Die Bildungsdirektion für Wien hat die Kundgebung für alle Schulen in der Bundeshauptstadt zur schulbezogenen Veranstaltung erklärt. Damit können Schüler automatisch im Rahmen des Unterrichts an der Demo teilnehmen. Voraussetzung ist allerdings die Beaufsichtigung durch Lehrer, hieß es gegenüber der APA.

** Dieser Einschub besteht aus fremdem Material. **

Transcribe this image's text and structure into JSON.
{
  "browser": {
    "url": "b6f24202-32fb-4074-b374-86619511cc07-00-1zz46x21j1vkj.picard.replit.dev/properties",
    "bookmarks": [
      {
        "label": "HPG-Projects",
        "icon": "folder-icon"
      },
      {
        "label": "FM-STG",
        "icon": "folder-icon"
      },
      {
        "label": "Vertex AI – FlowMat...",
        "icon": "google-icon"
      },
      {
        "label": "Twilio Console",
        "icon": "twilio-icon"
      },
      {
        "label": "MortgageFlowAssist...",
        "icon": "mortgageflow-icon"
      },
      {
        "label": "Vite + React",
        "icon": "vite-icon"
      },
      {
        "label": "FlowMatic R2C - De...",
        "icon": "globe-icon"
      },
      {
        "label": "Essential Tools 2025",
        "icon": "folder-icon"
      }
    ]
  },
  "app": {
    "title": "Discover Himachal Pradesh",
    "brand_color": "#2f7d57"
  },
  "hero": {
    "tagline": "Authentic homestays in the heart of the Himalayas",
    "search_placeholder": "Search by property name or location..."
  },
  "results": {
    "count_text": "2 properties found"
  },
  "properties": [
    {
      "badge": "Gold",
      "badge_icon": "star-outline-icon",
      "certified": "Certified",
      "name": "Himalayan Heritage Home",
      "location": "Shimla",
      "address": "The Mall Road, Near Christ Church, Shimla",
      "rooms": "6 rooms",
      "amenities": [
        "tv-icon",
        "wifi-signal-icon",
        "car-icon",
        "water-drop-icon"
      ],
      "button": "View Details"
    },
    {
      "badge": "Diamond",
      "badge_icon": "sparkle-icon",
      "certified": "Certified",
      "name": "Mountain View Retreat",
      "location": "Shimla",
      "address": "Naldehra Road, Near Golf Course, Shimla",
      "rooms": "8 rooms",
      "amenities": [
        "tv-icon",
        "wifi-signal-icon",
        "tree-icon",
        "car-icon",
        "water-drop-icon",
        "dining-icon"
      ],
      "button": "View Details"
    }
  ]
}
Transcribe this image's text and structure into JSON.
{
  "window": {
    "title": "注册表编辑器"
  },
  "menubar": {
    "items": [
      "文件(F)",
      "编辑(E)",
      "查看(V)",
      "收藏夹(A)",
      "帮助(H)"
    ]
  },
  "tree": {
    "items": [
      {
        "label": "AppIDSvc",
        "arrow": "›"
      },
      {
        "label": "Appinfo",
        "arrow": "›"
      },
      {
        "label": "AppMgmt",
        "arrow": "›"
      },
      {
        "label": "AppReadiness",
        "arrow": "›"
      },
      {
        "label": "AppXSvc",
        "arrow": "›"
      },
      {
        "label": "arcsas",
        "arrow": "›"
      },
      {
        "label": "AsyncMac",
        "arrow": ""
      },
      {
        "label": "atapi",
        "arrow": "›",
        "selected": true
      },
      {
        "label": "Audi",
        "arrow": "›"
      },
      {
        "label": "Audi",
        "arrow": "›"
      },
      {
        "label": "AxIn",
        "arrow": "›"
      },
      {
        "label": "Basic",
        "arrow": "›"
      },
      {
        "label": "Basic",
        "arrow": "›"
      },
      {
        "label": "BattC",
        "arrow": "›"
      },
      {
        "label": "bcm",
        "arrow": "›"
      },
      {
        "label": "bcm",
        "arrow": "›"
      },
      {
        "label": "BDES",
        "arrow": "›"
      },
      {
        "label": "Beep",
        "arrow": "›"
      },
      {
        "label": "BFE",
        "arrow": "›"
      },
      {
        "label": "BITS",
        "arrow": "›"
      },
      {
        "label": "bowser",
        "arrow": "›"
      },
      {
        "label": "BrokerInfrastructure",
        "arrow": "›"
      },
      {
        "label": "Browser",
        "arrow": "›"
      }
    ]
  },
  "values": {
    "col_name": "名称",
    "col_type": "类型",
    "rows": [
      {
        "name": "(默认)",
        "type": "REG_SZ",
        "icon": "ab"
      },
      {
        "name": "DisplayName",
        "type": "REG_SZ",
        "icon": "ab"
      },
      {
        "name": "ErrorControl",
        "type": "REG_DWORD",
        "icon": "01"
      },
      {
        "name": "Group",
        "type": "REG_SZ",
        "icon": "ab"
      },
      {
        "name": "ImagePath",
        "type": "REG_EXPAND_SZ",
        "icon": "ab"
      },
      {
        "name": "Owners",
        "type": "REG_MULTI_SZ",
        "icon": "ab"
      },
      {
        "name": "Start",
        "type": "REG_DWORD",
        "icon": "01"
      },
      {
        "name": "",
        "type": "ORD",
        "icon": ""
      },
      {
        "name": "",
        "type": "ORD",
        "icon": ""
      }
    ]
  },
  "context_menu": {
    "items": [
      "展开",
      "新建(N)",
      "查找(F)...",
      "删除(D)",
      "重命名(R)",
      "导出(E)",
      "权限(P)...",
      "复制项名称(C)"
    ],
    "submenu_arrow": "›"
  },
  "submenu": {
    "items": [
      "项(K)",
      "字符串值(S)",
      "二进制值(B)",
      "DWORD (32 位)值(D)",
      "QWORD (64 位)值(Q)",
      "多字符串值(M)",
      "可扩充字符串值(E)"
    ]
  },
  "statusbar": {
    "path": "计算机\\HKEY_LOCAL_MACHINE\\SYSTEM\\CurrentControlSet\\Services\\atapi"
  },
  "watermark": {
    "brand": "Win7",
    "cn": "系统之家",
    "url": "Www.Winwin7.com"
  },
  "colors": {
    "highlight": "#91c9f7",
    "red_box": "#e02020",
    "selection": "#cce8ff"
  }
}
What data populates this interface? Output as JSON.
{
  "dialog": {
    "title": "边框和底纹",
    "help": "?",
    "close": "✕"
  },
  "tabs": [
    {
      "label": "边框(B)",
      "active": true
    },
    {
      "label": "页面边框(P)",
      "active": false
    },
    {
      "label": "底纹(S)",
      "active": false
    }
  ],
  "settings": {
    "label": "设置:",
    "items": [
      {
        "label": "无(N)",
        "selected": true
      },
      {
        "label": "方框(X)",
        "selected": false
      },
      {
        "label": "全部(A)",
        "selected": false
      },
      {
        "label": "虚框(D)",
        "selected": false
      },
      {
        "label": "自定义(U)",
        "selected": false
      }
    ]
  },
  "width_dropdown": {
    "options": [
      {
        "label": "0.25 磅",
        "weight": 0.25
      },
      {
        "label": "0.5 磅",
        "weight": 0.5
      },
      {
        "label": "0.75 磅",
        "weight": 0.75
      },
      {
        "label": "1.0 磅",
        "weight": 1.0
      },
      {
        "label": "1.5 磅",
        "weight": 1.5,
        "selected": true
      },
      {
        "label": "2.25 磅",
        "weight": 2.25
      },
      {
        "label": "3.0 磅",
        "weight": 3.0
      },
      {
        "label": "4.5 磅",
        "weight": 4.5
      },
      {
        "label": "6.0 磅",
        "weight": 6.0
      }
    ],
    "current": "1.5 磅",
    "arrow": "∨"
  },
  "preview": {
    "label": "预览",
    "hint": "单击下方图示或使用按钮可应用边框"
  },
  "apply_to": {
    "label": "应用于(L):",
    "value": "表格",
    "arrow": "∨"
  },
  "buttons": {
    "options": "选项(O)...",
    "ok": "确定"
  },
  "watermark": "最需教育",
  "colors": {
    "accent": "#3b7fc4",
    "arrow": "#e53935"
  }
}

Ministerin: Teilnahme mit Unterricht verknüpfen

Eigentlich müssen schulbezogene Veranstaltungen im jeweiligen Schulgemeinschaftsausschuss oder Schulforum beschlossen werden. Sind mehrere Schulen betroffen, kann dies aber auch die jeweilige Bildungsdirektion für alle tun. Die Teilnahme für die Schüler ist jeweils freiwillig - sie müssen sich dafür anmelden.

Einfach so dürfen Schulen ihre Schüler und Lehrer aber nicht zur Demo schicken, hat Bildungsministerin Iris Rauskala in einem Erlass festgehalten. Die Teilnahme muss mit dem Unterricht verknüpft werden, also etwa durch die Behandlung von Klimaschutz oder demokratischer Partizipation im Vorfeld beziehungsweise in der Nachbereitung.

Gegenwärtig stehen über 65 Organisationen hinter dem Streik. "Er wird etwa von Amnesty International unterstützt, da die Klimakrise auch die Menschenrechte bedroht", erläuterte eine der "Fridays for Future"-Aktivistinnen bei einer Pressekonferenz am Dienstag. Auch Vertreter von Glaubensgemeinschaften streiken am Freitag für das Klima.